When a profit warning followed within days of the takeover announcement, he was withering. “The whole thing was a catalogue of disaster. Whether it’s reality, communications or both, this is the price you pay for being in the public market. Shareholders say: I no longer trust you. And trust is at the heart of all of this.”

Hammerson, by contrast, has earned its way back into his portfolio. “The new CEO has been sensible in what he’s said so far,” he noted, while flagging Brent Cross as a genuine opportunity and questioning the retention of Terrasses du Port. “We are back owning Hammerson shares after a period away.”

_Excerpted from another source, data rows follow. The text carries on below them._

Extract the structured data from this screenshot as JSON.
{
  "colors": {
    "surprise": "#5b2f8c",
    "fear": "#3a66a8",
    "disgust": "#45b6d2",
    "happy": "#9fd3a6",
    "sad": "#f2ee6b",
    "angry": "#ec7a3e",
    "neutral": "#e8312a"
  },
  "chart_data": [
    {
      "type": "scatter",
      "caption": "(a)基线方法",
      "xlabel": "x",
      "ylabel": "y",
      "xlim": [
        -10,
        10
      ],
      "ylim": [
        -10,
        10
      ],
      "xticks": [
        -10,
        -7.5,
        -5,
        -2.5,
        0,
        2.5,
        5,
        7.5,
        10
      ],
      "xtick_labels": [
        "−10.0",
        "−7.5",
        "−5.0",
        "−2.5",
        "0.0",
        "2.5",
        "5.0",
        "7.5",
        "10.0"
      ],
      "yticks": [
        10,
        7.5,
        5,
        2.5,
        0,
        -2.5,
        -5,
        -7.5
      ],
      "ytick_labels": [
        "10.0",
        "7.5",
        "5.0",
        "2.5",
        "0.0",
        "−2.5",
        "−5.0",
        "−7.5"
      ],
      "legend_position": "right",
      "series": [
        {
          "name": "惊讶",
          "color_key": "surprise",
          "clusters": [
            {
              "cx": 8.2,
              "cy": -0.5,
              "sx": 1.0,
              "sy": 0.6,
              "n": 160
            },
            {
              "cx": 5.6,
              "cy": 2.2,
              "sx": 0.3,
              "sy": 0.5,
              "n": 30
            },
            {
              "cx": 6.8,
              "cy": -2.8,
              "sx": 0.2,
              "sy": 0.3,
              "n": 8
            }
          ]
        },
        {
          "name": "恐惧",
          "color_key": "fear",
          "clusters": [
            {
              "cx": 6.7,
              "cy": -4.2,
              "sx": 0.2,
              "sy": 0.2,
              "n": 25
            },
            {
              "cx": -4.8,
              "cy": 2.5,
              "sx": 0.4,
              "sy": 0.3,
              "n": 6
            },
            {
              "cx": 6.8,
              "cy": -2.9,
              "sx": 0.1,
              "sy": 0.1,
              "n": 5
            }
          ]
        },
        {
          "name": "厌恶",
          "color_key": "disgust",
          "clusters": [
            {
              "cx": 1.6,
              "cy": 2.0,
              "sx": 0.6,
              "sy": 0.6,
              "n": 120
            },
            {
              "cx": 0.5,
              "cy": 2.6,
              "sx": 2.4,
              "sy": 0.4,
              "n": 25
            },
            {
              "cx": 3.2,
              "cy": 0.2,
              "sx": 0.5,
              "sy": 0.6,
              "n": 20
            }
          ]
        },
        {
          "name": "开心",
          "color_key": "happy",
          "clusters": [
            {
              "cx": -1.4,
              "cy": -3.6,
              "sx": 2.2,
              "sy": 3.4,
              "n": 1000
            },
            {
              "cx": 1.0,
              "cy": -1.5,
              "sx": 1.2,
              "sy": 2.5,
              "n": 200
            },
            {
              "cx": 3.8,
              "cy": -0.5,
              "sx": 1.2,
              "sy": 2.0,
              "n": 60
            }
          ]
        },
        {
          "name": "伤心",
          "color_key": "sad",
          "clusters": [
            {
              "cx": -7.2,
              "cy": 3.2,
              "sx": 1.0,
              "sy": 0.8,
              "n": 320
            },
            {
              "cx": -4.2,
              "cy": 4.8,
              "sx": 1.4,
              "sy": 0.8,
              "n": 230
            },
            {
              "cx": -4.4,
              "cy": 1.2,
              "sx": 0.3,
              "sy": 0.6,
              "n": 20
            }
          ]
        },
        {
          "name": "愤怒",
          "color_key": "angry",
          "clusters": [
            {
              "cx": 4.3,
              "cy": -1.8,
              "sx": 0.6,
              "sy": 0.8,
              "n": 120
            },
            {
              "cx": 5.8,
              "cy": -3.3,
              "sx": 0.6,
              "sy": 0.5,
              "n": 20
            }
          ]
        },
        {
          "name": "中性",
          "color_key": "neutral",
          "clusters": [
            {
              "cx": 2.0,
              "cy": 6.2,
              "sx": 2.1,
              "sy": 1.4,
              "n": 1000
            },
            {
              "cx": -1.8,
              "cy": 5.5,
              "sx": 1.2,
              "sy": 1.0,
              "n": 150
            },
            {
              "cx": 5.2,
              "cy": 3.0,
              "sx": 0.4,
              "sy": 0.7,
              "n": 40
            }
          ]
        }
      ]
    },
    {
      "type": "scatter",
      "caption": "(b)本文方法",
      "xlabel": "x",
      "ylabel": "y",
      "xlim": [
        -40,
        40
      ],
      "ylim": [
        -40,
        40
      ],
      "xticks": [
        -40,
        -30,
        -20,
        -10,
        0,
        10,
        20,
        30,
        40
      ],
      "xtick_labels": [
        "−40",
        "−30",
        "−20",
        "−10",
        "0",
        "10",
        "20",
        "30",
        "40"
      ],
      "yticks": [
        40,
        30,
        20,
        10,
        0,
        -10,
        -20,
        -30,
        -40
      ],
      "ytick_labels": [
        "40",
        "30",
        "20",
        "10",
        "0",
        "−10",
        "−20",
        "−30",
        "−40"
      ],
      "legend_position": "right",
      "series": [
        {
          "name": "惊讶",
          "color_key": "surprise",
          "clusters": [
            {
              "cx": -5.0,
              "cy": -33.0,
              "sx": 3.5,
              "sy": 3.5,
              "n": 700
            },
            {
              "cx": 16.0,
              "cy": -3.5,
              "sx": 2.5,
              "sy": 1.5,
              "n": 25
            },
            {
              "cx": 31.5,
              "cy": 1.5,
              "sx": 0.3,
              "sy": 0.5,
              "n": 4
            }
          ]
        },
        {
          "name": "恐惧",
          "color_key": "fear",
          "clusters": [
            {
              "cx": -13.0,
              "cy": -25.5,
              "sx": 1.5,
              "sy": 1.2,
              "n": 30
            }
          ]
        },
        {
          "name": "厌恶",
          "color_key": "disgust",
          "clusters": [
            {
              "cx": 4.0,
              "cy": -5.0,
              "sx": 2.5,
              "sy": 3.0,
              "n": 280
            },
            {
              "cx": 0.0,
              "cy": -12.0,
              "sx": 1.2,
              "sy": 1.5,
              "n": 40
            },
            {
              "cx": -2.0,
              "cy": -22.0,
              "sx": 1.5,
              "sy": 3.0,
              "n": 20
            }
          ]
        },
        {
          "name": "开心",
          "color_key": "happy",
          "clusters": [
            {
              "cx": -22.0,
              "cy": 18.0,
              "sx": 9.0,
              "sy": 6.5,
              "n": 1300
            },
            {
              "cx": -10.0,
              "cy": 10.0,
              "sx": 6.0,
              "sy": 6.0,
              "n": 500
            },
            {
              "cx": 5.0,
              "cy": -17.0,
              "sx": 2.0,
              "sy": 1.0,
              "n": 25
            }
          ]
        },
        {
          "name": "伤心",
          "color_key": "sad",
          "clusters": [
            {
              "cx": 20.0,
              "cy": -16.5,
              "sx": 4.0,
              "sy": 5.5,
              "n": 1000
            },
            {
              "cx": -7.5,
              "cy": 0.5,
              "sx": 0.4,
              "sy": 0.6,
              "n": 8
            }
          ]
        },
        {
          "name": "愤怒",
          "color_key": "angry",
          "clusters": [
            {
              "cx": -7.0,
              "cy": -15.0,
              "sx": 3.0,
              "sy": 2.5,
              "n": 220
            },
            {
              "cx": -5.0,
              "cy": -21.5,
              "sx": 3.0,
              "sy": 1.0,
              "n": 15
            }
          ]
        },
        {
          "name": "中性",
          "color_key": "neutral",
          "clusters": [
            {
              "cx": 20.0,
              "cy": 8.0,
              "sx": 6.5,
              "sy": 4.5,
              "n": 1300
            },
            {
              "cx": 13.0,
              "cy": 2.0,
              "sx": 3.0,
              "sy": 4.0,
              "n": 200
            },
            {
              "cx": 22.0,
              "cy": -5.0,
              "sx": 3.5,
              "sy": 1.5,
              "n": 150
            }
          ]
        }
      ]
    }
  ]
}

The conversation closed on the structural challenge that has dogged the sector since the REIT regime was introduced in January 2007: scale, and the obsession with net asset value that constrains it.

“We’ve had some dark days where we described NAV as standing for Not Actual Value,” he said. “You’ve got to go to the US model, which is earnings-based.”

The logic, he believes, is straightforward. “When the underlying market is weak, REITs are reflecting that by trading at large discounts. Their boards won’t allow them to raise capital below NAV, so they’re hamstrung. But that’s exactly the moment when you should be raising money, and that’s precisely what happens in the US. That’s how you grow these companies.”

Consolidation, he added, is now a matter of necessity rather than choice. “The wealth managers who own these businesses have themselves consolidated enormously. There simply is no place for a sub-£500 million market cap business in that world.”

LondonMetric and Tritax Big Box, he argues, demonstrate what is possible. “We encourage companies to raise capital to make accretive acquisitions and we are far less sensitive about whether the price is above or below a figure pencilled in by one of four major valuation firms.”

Asked for his closing advice to listed CEOs, Phayre-Mudge returned to first principles. “Show some respect to the owners of the business. If you think you’re being smart enough to hoodwink people, you will be found out. Building and maintaining trust is sacrosanct and you will be hugely rewarded for it. Because for all of these people, it is a very lucrative environment. And in many respects, a very safe one.”

The day job, he reminded listeners, is rarely complicated in concept, however demanding in execution. “Do not obsess about short-term performance, that’s your shareholders’ job. That’s my job. Your job is to get on and do the day job: spell out what you’re going to do, be clear, be honest when things go wrong. It’s all very straightforward. It’s what we all tell our children. Work hard, do your best.”